But the Jewish Labour Movement is malign, and it is causing real harm. It’s a sick, twisted joke, as from what I can see, it’s a complete misnomer. You don’t have to be Jewish to join or even a member of the Labour party. It’s membership is small. It used to have just over a hundred members, and its active membership was probably much lower. Compare this with Jewish Voice for Labour, which was a genuinely Jewish organisation and boasted hundreds of members. But the good peeps in the JVL were sidelined because they were Corbyn-supporting lefties who were critical of Israel. The JLM were feted by the British establishment as the true voice of Labour’s Jews, because they were fervent, panting supporters of Israel and its horrendous policy towards the Palestinians.

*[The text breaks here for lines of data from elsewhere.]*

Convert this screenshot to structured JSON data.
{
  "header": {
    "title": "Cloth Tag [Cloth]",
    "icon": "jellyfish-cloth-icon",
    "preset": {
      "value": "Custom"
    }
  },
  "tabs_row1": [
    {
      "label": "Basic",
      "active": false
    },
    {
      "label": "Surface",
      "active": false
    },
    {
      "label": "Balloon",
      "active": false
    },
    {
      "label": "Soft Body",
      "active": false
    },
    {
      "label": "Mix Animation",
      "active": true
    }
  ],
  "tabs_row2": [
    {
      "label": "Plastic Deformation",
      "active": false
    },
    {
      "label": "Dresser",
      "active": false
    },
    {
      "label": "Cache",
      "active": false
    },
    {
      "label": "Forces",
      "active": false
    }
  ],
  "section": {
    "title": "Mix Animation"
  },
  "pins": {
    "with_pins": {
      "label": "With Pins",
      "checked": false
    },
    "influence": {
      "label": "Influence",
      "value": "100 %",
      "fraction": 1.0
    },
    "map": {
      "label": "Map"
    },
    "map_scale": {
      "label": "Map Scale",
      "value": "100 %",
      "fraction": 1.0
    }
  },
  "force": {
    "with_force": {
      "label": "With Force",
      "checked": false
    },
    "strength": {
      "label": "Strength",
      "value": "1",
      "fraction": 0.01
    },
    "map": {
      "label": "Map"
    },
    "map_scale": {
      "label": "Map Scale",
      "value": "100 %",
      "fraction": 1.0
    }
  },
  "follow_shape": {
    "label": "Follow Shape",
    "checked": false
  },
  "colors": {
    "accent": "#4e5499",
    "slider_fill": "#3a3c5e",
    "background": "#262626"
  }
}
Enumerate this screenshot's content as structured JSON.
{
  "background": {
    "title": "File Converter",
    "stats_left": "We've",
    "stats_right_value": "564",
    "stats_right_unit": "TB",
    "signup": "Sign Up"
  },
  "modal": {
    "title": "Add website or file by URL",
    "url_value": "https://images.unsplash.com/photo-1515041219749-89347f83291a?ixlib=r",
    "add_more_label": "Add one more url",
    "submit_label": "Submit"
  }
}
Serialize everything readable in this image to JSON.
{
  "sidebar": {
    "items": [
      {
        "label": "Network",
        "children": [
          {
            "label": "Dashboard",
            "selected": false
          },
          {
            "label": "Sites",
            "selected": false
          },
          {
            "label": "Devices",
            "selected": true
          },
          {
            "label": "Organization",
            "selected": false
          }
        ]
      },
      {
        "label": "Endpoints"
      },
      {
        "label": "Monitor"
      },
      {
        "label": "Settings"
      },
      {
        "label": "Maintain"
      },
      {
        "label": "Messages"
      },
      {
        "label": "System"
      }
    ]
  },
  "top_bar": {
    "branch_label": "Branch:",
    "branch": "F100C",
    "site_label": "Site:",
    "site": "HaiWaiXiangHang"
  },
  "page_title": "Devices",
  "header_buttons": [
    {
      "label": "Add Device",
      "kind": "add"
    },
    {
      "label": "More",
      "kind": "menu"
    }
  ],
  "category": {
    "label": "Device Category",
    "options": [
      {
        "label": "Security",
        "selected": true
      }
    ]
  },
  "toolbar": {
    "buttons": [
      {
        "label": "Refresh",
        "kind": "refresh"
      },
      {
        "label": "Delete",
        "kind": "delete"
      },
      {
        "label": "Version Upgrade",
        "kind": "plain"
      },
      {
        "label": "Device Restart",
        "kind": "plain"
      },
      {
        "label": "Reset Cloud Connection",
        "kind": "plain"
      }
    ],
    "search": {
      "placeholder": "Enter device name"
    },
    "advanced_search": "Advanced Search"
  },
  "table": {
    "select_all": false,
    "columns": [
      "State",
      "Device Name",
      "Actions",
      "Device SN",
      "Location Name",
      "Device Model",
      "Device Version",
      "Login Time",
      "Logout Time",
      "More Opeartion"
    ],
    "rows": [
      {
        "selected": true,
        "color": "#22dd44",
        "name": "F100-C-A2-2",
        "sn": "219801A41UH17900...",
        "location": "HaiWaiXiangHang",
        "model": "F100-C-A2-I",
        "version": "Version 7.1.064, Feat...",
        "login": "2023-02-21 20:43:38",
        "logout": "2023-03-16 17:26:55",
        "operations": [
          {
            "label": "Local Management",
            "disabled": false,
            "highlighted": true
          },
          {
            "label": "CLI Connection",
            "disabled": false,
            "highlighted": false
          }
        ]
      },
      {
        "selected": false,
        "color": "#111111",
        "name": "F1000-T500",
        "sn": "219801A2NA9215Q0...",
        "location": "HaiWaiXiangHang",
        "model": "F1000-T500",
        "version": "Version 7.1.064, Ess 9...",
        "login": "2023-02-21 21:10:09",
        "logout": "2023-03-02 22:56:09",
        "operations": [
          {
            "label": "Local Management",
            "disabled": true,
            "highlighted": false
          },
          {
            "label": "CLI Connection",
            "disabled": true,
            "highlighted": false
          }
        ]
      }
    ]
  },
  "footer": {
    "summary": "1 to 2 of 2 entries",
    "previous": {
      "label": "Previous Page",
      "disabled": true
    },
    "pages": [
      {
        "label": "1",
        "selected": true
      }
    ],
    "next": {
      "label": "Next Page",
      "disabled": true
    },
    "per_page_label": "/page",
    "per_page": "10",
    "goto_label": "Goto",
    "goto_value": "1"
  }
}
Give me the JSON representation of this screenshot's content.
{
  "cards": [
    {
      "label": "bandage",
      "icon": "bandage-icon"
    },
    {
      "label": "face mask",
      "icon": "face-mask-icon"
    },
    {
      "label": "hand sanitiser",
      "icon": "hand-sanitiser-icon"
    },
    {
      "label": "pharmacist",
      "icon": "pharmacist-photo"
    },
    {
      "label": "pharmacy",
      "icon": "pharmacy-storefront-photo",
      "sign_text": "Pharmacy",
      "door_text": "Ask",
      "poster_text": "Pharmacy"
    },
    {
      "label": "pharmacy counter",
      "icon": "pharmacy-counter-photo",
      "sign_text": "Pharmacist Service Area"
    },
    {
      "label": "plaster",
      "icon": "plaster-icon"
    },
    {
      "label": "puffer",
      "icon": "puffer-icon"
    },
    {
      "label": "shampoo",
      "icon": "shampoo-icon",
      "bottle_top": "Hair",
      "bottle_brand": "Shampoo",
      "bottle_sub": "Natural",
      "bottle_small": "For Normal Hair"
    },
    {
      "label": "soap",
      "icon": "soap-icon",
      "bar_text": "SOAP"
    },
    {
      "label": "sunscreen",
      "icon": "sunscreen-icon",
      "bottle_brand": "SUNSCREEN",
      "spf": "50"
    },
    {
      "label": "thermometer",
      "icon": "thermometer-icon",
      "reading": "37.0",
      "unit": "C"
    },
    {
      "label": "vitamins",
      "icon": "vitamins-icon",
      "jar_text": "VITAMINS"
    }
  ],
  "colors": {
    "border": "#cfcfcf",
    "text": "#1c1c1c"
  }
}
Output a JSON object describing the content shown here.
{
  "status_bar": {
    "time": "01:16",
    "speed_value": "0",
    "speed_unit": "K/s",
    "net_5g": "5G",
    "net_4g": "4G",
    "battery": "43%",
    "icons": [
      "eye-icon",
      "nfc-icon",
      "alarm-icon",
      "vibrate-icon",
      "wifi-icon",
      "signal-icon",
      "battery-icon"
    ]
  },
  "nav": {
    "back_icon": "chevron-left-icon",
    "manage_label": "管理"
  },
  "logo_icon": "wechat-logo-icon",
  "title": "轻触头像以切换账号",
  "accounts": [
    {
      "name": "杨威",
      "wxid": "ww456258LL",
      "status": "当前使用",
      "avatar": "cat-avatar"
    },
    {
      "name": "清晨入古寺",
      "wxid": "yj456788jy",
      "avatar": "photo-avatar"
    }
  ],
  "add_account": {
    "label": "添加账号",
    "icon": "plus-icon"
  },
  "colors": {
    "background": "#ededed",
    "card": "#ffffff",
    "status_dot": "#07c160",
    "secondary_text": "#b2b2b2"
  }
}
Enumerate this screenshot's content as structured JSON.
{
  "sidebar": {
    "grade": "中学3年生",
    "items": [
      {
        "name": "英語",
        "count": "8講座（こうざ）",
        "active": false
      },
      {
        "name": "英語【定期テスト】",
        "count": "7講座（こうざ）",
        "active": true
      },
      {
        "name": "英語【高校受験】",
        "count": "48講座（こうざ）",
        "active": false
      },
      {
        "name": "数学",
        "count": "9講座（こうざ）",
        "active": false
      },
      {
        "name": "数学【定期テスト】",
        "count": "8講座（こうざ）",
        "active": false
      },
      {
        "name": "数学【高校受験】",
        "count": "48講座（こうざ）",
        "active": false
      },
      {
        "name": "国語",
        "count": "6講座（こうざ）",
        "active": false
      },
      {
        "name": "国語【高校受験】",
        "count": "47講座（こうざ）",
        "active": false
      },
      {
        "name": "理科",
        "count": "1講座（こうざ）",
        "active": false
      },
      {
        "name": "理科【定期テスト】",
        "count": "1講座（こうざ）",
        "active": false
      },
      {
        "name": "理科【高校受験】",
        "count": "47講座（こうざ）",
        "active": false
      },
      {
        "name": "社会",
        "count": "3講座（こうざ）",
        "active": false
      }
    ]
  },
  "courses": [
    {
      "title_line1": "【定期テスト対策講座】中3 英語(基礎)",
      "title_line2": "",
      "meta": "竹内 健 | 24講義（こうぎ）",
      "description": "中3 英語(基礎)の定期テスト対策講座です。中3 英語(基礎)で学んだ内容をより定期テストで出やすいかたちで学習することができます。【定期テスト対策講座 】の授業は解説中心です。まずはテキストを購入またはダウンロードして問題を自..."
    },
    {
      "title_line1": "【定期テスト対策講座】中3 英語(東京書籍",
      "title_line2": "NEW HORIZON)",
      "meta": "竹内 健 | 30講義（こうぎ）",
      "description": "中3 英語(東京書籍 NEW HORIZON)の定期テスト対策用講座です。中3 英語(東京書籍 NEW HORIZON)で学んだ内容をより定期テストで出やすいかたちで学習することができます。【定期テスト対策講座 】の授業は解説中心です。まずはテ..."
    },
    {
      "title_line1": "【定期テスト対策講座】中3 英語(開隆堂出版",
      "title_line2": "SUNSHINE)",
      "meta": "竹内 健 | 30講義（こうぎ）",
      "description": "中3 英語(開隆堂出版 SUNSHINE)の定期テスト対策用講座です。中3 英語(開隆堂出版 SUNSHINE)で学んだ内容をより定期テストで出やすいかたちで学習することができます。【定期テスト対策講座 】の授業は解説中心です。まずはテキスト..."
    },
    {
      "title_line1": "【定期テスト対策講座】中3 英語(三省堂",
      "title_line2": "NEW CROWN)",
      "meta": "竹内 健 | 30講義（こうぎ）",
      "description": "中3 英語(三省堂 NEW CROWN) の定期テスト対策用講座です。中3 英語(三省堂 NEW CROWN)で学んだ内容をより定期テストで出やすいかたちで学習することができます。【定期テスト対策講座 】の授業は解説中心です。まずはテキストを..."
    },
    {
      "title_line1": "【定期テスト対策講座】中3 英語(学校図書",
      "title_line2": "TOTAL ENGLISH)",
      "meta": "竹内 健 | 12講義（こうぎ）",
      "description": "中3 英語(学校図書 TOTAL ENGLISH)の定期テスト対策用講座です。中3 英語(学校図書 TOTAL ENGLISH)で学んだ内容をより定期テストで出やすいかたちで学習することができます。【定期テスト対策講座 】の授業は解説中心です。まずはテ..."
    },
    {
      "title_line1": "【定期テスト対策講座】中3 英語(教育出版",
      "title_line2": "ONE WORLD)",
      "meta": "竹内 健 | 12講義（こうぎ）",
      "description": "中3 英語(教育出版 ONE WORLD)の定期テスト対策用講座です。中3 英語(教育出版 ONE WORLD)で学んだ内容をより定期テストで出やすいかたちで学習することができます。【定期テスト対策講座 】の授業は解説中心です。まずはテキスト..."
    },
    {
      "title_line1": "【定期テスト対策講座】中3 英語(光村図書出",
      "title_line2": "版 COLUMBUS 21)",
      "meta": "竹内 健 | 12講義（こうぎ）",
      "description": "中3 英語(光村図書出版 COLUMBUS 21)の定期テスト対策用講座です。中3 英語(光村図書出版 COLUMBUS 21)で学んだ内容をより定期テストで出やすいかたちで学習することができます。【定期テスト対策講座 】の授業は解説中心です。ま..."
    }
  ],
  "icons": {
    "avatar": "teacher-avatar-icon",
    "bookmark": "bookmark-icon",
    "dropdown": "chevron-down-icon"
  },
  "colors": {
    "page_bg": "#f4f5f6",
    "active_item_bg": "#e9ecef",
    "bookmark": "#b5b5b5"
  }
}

The JLM, formerly Paole Zion, were one of the groups throwing around accusations of anti-Semitism, and thus smearing the reputations of decent, anti-racist people. People, who had spent their lives actually standing up to racism and anti-Semitism. People had suffered real racist and anti-Semitic abuse and violence. And that included Jews. And especially Jews, because nothing as awkward as facts can contradict the establishment narrative that Britain’s Jews are a monolithic community four-square behind Israel and everything it does.
The JLM’s twisted nature is revealed in a great piece today by Zelo Street. Two of the attendees at the JLM gathering the other day, at which Angela Rayner announced she was willing to purge thousands and thousands of members for anti-Semitism (read: supporting Corbyn) were Joan Ryan and Mike Gapes. Neither of these clowns are Jews, and neither are presently members of the Labour party. Both have a slight credibility problem in their claims of Labour anti-Semitism. Ryan, a former leader of Labour Friends of Israel, was caught making up an accusation of anti-Semitism. She claimed that a respectable elderly lady, who had dared to speak to her about Israel, had told her that her son had got a job in banking by mentioning his connection to the LFI at the job interview. Jewish domination of the financial sector is an anti-Semitic trope, you see. In fact the lady hadn’t said anything about the financial sector. Her son had got his job in education. But as with these fanatical supporters of Israel, facts don’t matter. Ryan made the accusation, the poor woman was suspended and the cops turned up to inform her there’d been a complaint of racism made against her. But al-Jazeera had secretly filmed it all, and so could refute the charge.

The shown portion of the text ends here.